Today, Intel has no lock on 64-bit technology, and others are rapidly catching up, whether it’s Apple, Samsung, Nvidia, or other ARM licensees.
Historically, until the perfection of virtual machine technology, it was a one-CPU to one-OS instance/license model. VM refinements allowed CPU-sharing, ceilings for CPU processing allocations, along with other enforced gates. There are a half-dozen virtual machine ecosystems that are plenty powerful.
But operating systems have been eating carbs for a very long time, little sugary donuts of this package and that. It doesn’t matter if you’re Microsoft, Canonical, LinuxMint, or Apple. When you have a terabyte drive as a commonly sold substrate, you can be luxurious with the cookies, cakes, bagels, and potato chips.
It’s much like having size-60 pants that you can grow into with no penalty.
But there are risks. Call it systems diabetes. First, the increased bloatware may attract people to your particular OS distribution. Adding the kitchen sink is a well-respected Linux pastime. Opening a terminal session for apt-get, yum, whatever, adds additional bloat.
Each app also increases potential attack surface for nefarious exploitation, or unforeseen-bug-took-down-the-system syndrome. Even at rest, applications can become the nexus for infection just because they’re there and have known behaviors. Perhaps you can’t infect an operating system’s kernel, but maybe another app might one day get sufficient privilege to inoculate a problem.
Enter the skinny OS
The sandbox provided by hypervisors has been mightily exploited to build atomic units of workloads, each workload “walled” to prevent systems resource hijacking. It’s an ugly model, but very efficient.
Why ugly? In a more usable world, workloads could be tailored to be very slim and interchangeable at the OS layer, rather than the hypervisor layer. But we distrust the OS layer, having been well-rewarded by crappy OS reliability and kernel immunity. I won’t point fingers.
This means that the least common denominator workload instance, code and data, is the VM, and shrinking it to reduce the attack surface is desirable. The problem with this concept is this: it will cut down on all of the desirable apps—although what’s desirable seems to be in the eye of the beholder.
Ranging from CoreOS to truly anorexic images like Iron-IO images for Docker, images are shrinking at alarming rates. Microsoft has container images being readied to cut its bloat, too, although in recent times, Microsoft has paid much attention to constrain its attack surfaces.
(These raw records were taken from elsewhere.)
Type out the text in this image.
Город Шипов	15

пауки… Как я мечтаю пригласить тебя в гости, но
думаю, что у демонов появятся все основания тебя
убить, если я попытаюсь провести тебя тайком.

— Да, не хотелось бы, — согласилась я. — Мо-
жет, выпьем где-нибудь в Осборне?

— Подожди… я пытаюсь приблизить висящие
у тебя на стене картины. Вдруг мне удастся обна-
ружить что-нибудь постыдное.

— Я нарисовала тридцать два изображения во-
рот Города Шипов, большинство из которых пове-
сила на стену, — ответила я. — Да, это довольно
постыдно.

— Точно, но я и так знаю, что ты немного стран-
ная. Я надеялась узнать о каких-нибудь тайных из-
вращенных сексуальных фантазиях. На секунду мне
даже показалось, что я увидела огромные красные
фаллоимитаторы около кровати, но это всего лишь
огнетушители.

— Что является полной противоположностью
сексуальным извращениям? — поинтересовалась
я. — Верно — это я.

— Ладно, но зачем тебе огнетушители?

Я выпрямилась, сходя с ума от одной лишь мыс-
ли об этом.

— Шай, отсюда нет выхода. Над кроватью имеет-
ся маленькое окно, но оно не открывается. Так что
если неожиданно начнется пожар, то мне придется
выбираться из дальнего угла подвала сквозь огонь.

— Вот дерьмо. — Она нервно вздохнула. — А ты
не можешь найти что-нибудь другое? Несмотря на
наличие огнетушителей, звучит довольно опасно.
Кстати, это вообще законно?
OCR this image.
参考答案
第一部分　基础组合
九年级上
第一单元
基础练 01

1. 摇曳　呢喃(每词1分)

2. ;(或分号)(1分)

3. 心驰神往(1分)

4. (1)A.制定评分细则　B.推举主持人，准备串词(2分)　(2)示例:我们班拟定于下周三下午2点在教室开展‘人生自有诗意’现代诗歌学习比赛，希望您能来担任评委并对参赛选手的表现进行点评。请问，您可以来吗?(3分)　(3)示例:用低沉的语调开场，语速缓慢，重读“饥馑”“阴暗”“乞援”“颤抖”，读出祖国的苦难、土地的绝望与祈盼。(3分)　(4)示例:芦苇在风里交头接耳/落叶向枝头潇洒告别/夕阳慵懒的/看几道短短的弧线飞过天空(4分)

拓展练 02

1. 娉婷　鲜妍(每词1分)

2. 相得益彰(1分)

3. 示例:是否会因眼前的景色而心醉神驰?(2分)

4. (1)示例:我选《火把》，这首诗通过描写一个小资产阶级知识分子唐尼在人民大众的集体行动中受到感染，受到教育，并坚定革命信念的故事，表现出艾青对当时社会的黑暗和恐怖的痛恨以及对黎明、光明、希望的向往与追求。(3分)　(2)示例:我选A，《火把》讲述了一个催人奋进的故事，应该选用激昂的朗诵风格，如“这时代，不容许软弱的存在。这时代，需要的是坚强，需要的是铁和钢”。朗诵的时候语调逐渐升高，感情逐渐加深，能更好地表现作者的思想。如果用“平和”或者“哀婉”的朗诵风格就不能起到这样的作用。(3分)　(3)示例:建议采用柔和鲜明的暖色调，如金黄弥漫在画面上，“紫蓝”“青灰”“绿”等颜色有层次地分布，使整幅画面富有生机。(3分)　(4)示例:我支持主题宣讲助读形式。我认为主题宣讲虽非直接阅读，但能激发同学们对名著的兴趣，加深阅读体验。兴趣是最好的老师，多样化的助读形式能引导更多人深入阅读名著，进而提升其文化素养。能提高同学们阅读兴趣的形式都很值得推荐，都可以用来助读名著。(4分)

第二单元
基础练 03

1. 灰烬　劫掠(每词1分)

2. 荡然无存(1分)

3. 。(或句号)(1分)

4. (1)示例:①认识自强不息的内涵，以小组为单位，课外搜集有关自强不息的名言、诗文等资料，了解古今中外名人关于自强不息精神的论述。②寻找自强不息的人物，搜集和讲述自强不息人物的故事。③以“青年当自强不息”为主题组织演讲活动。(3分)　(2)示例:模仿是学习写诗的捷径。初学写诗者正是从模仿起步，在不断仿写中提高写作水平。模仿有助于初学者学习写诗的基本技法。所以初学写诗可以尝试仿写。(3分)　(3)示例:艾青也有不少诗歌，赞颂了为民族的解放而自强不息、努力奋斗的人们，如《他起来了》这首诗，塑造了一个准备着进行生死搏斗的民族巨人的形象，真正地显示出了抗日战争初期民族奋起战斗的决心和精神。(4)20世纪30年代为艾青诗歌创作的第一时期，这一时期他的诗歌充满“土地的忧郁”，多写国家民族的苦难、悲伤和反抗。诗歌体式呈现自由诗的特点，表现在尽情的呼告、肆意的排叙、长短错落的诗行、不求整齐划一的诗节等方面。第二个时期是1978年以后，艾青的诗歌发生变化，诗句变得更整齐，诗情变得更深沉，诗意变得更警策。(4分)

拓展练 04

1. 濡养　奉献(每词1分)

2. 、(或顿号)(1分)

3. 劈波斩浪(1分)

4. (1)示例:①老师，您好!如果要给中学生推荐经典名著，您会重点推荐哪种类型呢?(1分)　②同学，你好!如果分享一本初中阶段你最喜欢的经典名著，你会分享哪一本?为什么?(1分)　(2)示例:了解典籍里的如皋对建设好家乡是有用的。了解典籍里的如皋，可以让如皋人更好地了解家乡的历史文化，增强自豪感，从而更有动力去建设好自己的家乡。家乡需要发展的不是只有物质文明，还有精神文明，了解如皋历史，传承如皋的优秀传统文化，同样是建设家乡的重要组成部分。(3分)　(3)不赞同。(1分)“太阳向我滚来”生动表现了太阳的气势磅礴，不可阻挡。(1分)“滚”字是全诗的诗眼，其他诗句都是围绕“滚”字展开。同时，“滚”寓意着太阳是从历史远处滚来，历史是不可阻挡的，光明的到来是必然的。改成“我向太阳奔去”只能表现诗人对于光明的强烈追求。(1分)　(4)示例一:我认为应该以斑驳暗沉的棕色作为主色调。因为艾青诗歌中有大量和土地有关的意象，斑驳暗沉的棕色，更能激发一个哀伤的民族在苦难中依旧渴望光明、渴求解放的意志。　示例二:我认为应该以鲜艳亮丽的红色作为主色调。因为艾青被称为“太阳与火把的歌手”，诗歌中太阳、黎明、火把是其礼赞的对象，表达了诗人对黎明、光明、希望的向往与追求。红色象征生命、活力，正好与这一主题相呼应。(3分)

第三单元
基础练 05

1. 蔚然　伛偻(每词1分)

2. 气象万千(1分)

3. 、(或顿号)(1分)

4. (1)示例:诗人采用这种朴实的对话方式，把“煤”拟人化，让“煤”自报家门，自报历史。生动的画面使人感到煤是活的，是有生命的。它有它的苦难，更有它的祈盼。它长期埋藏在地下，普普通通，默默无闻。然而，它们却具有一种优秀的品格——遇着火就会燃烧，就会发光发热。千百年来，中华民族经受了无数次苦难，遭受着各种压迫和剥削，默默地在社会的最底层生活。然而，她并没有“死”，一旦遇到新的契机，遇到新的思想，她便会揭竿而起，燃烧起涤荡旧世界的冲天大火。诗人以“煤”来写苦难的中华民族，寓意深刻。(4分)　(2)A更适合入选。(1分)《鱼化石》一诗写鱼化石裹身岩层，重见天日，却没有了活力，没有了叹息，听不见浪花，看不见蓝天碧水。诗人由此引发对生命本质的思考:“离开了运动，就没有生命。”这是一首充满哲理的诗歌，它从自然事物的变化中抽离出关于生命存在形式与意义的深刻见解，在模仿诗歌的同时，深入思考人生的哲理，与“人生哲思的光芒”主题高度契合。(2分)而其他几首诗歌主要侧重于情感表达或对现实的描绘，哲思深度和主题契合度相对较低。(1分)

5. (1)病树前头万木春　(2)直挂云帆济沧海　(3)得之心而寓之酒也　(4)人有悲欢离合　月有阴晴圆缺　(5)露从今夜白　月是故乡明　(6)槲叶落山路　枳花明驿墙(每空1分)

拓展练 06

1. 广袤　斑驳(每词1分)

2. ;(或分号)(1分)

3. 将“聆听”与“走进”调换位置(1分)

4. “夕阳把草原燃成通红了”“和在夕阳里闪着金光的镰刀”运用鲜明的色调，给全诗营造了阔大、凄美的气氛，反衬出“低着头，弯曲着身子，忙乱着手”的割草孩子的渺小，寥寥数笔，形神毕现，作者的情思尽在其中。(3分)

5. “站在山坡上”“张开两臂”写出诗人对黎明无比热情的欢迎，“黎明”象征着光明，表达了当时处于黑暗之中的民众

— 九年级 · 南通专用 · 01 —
You might say in observation, well, there are user-images and server-instances, and the two are very distinct, and user images are going to continue to flourish. Some will continue to flourish, in my estimation, but the symbiosis in kernels may take on a new image, one that amusingly seems Apple-ish. Let me explain.
Along with the RISC vs CISC processor (think ARM vs Intel) models, there is the thick kernel vs the microkernel (almost everyone in the world vs Darwin/Apple). As the common denominator of image falls in size like a rock, the need for kernels to support a long list of user-space/client-side possible behaviors will diminish as well.
Does this mean that a fork between common kernels is in the offing? It may well be the case. Custom kernels are already the crux of IoT devices, even the Android OS. It’s not a stretch to believe that OS kernels will be cut to ribbons to reduce space, increase efficiency and performance, and become very highly tailored to specific workload combinations—those with big fat 4K monitors vs. fleets of web or database servers.
I like the diet. It’s been a long time coming from the days of bloatware and horrific trialware and uselessware.